Howells was here yesterday afternoon, and I told him the whole scheme of this autobiography and its apparently systemless system - only apparently systemless, for it is not that.  It is a deliberate system, and the law of the system is that I shall talk about the matter which for the moment interests me, and cast it aside and talk about something else the moment its interest for me is exhausted.  It is a system which follows no charted course and is not going to follow any such course.  It is a system which is a complete and purposed jumble - a course which begins nowhere, follows no specified route, and can never reach an end while I am alive, for the reason that if I should talk to the stenographer two hours a day for a hundred years, I should still never be able to set down a tenth part of the things which have interested me in my lifetime.  I told Howells that this autobiography of mine would live a couple of thousand years without any effort and would then take a fresh start and live the rest of the time.

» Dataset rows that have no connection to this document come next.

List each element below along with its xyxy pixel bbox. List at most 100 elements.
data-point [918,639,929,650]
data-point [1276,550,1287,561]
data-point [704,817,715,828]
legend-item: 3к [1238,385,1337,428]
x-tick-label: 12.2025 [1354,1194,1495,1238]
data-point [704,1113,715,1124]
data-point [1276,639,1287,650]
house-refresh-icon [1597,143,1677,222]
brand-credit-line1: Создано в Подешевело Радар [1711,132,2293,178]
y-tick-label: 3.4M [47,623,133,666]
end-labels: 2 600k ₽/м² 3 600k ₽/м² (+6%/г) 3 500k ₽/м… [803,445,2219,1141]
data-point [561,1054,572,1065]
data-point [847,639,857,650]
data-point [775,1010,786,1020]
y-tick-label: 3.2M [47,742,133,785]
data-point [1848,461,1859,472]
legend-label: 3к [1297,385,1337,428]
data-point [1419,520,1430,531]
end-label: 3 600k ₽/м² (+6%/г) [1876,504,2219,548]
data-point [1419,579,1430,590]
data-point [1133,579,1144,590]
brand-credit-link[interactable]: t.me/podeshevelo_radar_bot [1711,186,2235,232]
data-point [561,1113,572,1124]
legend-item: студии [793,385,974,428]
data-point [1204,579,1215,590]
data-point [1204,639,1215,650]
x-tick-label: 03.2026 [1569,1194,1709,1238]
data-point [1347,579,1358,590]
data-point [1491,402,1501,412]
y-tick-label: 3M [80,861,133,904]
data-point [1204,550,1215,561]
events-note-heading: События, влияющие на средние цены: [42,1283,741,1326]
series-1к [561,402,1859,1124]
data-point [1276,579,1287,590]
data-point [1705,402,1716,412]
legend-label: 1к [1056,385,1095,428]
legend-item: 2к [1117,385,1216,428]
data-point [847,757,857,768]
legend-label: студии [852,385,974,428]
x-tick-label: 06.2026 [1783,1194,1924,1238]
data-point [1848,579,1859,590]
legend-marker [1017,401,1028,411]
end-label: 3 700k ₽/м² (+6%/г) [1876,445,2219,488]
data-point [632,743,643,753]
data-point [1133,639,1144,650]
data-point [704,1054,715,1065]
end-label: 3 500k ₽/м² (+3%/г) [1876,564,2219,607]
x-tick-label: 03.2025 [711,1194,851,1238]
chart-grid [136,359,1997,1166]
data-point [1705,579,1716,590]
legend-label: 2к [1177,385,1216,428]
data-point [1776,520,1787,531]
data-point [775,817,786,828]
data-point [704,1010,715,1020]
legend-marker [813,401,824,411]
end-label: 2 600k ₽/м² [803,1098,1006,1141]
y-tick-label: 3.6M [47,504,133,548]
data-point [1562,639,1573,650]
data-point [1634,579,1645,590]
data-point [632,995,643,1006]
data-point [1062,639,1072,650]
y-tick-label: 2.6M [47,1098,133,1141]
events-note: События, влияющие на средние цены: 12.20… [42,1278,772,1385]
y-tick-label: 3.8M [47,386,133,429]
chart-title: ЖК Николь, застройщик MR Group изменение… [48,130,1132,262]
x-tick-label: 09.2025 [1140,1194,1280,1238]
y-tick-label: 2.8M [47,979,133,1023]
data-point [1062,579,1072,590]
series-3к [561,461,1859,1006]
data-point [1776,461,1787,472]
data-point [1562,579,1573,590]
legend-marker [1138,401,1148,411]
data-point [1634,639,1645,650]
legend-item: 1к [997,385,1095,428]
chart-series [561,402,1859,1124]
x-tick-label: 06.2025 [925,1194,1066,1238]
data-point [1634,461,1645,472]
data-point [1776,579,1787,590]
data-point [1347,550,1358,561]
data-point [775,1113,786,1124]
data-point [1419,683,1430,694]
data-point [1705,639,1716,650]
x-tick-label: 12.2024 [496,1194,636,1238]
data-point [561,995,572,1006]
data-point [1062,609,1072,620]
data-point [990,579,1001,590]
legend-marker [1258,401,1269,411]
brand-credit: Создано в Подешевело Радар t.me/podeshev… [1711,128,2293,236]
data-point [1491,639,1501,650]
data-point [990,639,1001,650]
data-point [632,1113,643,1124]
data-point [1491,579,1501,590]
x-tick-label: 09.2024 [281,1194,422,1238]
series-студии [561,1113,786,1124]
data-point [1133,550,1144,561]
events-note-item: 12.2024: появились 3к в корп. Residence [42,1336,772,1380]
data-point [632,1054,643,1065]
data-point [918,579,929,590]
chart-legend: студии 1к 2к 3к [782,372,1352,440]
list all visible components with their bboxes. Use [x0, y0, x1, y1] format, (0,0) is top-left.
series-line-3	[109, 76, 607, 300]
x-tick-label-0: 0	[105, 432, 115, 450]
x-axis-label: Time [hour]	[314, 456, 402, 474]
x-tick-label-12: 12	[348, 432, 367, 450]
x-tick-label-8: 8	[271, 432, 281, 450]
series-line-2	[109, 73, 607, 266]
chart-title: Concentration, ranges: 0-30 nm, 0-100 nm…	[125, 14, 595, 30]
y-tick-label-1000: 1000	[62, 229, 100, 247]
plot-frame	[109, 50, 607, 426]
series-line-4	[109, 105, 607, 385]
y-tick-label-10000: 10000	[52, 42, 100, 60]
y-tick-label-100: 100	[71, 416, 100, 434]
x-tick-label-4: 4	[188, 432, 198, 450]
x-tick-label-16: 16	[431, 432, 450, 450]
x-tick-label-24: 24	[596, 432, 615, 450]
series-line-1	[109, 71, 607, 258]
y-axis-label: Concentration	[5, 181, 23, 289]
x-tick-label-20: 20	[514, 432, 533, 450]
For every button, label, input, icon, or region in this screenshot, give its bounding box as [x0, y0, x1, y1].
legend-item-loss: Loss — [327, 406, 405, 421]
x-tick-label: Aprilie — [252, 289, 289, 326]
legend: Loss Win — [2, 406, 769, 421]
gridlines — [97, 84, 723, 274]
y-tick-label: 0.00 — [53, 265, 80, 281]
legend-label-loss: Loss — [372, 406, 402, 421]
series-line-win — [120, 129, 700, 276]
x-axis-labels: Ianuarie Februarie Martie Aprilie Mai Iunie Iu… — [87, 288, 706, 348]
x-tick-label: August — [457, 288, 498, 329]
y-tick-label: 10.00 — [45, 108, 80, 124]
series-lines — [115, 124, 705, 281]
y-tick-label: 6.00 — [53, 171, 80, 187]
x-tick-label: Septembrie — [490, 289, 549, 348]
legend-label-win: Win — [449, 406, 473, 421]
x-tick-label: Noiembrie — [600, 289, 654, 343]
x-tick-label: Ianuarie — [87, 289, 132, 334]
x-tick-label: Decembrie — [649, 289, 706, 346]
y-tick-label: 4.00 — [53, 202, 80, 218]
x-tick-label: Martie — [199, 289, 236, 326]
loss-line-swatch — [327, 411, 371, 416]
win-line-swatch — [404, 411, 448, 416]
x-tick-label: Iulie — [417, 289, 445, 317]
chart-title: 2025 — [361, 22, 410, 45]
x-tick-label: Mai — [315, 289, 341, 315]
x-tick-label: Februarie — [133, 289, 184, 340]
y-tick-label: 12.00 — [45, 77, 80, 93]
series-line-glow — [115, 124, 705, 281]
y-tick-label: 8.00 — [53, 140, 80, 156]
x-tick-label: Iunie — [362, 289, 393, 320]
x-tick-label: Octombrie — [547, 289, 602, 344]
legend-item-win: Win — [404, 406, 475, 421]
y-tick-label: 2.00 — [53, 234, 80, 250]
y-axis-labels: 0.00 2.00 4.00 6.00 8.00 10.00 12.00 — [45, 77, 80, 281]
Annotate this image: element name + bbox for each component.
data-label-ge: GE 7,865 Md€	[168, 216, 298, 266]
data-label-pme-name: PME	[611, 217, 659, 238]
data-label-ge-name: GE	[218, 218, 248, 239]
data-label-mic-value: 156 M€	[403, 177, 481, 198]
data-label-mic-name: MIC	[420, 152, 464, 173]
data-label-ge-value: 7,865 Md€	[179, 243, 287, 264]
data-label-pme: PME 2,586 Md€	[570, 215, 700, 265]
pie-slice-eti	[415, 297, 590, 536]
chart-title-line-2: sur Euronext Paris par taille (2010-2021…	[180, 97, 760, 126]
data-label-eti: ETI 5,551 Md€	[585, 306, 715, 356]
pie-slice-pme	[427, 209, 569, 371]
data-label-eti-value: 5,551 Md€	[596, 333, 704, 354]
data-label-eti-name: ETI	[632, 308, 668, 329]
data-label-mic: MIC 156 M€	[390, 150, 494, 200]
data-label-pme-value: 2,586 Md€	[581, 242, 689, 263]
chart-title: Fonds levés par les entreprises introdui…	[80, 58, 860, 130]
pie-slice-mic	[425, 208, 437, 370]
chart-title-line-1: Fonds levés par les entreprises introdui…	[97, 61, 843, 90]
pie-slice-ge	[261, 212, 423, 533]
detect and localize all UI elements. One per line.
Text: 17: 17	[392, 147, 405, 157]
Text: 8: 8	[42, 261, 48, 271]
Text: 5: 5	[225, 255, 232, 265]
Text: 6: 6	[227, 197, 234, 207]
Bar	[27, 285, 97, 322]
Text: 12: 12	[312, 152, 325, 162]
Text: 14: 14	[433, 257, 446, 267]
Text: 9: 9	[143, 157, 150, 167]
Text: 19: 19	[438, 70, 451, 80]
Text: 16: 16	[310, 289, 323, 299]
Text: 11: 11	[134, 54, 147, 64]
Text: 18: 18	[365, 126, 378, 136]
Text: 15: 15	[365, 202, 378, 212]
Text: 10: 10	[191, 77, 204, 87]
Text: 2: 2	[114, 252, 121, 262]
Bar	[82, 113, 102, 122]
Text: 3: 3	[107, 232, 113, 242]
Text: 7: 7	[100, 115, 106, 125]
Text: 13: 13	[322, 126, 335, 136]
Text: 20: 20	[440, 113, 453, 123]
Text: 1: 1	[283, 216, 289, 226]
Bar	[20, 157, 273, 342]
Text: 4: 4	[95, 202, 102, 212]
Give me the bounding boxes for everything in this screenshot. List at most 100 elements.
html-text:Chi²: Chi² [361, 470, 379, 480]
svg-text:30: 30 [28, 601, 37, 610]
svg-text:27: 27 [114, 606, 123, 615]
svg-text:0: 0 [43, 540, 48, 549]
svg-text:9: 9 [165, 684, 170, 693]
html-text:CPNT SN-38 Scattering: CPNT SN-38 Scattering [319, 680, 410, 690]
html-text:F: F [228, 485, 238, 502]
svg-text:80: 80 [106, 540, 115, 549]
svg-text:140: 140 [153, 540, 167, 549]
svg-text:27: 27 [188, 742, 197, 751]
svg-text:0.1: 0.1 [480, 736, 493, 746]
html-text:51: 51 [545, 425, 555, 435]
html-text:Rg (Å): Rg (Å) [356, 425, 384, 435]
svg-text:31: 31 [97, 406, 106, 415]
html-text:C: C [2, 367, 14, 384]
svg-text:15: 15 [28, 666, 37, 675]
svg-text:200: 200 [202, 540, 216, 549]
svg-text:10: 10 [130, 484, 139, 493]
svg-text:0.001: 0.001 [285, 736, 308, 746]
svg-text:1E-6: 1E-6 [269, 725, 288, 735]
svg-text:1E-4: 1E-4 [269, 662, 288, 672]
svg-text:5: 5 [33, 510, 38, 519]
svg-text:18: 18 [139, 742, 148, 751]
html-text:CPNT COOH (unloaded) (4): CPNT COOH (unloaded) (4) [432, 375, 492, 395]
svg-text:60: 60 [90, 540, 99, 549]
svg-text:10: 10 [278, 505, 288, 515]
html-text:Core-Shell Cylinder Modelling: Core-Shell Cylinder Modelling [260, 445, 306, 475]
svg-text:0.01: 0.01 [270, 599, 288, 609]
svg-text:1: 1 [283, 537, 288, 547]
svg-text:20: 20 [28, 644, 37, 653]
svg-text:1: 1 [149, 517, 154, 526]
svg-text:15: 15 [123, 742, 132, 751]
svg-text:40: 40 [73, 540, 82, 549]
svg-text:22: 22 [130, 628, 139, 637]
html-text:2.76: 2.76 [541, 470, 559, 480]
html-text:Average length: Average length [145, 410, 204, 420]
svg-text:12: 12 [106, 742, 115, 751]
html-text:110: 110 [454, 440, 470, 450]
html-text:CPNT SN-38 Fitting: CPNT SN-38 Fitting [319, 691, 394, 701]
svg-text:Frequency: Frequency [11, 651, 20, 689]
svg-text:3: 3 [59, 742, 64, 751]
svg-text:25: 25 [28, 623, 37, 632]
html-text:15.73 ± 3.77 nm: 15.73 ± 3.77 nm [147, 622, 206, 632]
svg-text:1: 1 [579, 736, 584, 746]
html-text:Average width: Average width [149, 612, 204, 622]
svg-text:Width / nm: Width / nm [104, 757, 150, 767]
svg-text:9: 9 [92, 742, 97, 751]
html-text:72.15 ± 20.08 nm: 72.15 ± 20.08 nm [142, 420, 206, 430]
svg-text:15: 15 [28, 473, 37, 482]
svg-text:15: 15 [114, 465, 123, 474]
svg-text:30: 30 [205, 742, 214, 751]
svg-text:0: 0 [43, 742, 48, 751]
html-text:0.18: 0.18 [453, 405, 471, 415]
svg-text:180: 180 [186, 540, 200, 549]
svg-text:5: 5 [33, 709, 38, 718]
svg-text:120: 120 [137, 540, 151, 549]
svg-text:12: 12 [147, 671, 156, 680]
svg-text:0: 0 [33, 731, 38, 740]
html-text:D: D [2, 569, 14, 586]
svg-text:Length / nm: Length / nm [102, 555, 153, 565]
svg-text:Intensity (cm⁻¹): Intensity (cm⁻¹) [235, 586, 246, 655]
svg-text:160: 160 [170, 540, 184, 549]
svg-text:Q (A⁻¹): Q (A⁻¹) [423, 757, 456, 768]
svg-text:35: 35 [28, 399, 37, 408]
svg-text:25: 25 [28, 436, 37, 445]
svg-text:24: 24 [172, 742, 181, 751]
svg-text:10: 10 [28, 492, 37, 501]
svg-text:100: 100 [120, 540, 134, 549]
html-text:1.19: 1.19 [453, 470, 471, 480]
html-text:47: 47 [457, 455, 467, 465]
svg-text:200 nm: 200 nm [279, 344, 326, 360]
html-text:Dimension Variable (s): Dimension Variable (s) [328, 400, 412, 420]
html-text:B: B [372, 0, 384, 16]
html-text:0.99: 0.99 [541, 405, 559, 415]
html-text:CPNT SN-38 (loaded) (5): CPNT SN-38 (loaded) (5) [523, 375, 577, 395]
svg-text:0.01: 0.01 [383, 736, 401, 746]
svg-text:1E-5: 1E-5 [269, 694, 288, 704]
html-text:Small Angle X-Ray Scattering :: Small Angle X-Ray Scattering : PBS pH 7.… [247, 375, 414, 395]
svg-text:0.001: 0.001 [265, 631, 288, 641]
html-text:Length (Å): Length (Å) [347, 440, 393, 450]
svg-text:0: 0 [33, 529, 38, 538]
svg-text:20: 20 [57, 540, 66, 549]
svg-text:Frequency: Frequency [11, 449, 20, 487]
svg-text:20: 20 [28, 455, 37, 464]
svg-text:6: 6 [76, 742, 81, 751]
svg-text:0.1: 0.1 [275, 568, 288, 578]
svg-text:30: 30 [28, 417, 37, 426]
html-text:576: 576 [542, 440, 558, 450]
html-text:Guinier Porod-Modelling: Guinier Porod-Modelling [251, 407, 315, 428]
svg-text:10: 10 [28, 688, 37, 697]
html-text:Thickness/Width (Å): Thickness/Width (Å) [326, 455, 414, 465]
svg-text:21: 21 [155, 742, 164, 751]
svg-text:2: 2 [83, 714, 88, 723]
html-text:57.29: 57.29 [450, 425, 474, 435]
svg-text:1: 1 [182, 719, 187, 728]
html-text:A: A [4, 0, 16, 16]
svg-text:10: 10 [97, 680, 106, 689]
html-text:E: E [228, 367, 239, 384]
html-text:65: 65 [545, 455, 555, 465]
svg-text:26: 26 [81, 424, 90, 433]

He said he believed it would, and asked me if I meant to make a library of it.

I said that that was my design, but that if I should live long enough the set of volumes could not be contained merely in a city, it would require a State, and that there would not be any Rockefeller alive, perhaps, at any time during its existence who would be able to buy a full set, except on the installment plan.

Howells applauded, and was full of praises and endorsement, which was wise in him and judicious.  If he had manifested a different spirit I would have thrown him out of the window.  I like criticism, but it must be my way.

(566)  Editors’ Note:  On 27 February 1859 he [Sickles] fatally shot Francis Scott Key’s son on Pennsylvania Avenue, near the White House, because the younger Key had had an affair with his wife.  Sickles was acquitted on the grounds of temporary insanity by a jury that shared the widespread public opinion that he had acted justifiably.  This was the first time that the temporary-insanity defense was used.

(659)  I will offer here, as a sound maxim, this:  That we can’t reach old age by another man’s road.